Storage is mainly Hadoop/HDFS, HBase, object storage and MPP data warehouse. Hadoop is suitable for large file one-time write, read many scenes, cannot write many small files, the namenode is easy to beat, if you want to write small files can search on the net some tips. HBase for random read and write the scene, it is a NoSQL distributed database, is a sparse, distributed, persistent, multidimensional sorted map, to understand every word to understand what a HBase is, with its underlying or HDFS, but in scene analysis such as scan data when its performance is better than Hadoop, the poor performance of 8 times more. HBase strong in random read and write, Hadoop strong in the analysis, now there is a Apache incubator called Kudu "golden mean" project, which is both random read and write and analysis of performance. HBase to emphasize the point is data model design, in addition to the importance we all know rowkey design, not by traditional relational database thinking model, in the field of big data more as far as possible denormalize.

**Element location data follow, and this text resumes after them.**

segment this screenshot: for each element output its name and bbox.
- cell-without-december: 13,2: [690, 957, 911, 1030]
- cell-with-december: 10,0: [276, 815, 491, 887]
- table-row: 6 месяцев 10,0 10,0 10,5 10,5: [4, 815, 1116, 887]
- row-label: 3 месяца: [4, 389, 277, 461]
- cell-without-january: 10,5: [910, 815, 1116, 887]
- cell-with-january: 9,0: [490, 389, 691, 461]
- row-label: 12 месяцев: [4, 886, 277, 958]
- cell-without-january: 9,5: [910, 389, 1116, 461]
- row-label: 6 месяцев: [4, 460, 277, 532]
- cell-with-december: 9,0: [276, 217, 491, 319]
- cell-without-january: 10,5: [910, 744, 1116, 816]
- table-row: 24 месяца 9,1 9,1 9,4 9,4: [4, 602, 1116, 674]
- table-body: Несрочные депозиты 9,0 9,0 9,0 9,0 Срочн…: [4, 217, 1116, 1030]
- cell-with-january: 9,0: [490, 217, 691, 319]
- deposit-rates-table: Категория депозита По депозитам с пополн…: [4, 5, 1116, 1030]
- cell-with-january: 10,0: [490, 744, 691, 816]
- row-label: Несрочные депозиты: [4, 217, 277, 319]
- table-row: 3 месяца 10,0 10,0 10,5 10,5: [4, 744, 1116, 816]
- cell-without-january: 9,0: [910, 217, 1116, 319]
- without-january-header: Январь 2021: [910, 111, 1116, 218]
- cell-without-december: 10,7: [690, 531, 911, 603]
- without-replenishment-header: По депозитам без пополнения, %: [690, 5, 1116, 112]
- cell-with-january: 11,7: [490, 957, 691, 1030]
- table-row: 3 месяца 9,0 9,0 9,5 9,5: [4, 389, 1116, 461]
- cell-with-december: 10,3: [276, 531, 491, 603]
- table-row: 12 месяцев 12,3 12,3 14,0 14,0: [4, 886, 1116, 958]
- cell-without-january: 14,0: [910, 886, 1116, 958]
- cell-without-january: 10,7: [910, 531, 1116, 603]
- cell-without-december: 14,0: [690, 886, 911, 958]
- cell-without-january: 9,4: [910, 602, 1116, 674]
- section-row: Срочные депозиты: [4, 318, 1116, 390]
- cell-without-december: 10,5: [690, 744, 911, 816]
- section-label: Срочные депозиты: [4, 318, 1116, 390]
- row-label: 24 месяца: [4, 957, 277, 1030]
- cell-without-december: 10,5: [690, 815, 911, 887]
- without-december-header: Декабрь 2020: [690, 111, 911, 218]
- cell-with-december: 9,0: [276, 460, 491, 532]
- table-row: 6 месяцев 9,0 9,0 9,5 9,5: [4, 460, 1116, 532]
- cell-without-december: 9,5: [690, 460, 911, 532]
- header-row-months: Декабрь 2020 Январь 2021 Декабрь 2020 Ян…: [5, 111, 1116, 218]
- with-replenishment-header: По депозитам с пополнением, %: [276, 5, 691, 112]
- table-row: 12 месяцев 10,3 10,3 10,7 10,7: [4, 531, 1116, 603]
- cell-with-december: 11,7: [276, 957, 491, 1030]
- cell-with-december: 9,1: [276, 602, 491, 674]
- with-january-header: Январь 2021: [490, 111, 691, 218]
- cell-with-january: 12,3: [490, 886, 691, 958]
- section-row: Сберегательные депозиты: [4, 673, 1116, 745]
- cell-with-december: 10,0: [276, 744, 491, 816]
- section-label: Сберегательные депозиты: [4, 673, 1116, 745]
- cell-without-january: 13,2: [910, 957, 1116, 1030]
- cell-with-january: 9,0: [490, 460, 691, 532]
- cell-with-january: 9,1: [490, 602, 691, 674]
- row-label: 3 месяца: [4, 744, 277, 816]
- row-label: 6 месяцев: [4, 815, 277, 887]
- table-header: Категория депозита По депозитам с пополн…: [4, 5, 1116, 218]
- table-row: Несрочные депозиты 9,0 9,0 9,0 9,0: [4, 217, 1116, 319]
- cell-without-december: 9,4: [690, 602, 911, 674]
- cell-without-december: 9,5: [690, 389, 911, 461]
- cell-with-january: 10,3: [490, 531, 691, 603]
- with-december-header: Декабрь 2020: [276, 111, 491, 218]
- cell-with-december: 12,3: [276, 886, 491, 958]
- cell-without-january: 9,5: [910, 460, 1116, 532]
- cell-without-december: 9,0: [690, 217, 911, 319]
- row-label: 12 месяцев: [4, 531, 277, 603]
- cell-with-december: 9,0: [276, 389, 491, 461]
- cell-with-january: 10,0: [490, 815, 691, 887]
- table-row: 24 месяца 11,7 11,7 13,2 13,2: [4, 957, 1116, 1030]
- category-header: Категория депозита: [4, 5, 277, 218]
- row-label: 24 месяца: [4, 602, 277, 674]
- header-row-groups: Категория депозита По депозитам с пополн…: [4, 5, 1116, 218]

Transmission is now the mainstream is Kafka and Flume, the latter has encryption function, Kafka need to do encryption in the business layer, if there is a need. Kafka is a distributed, multi copy, high throughput and low latency message system. It is the best choice for active stream data processing, such as log analysis.
The image above is from a real customer Kafka real-time monitoring of the interception of the map, can see the inflow of the outflow of the two curves completely overlap, we can see that its delay is very low (the level of milliseconds).
But we can't abuse the Kafka, once I met someone want to with Kafka do distributed transactional business such as transaction, but Kafka doesn't claim to it support for message delivery is exact once, it can do is at least once, so distributed transactional business should is not suitable, need the business layer to do some work.
The last one I want to emphasize is the data format, the correct choice of data format for big data can not be stressed too. Choose the wrong will be a great waste of storage space, large data volume is large, the waste can not afford to double space, performance will be reduced dramatically because of the wrong format, and even can not be carried out.
Data format to remember two points, can be divided and can block compression. Divisible means a large file are cut from the middle, the analyzer can not alone explain the two files, such as XML, it has open tag and close tag, if in the middle of a sword, the XML parser will not know. But CSV is not the same, it is one of the records, each line is a single out or a sense of.
Can block compression refers to is each segmented block alone can decompress. This is because earlier data is calculated to go along with the data, so the calculation of each node is the data analysis of the local, in order to achieve a parallel computing. But some compression formats such as CSV, gzip in the decompression of the need to start from the first block in order to extract the success of the block, so you can not do the real parallel computing.
Finally, the speaking in front of a few points: big data is the development direction of cloud, cloud computing is large data base platform best deployment scenarios; big data to solve scheme should choose according to your needs to the platform; data format of choice is very important, usually remember to choose divisible and can block the compressed data format.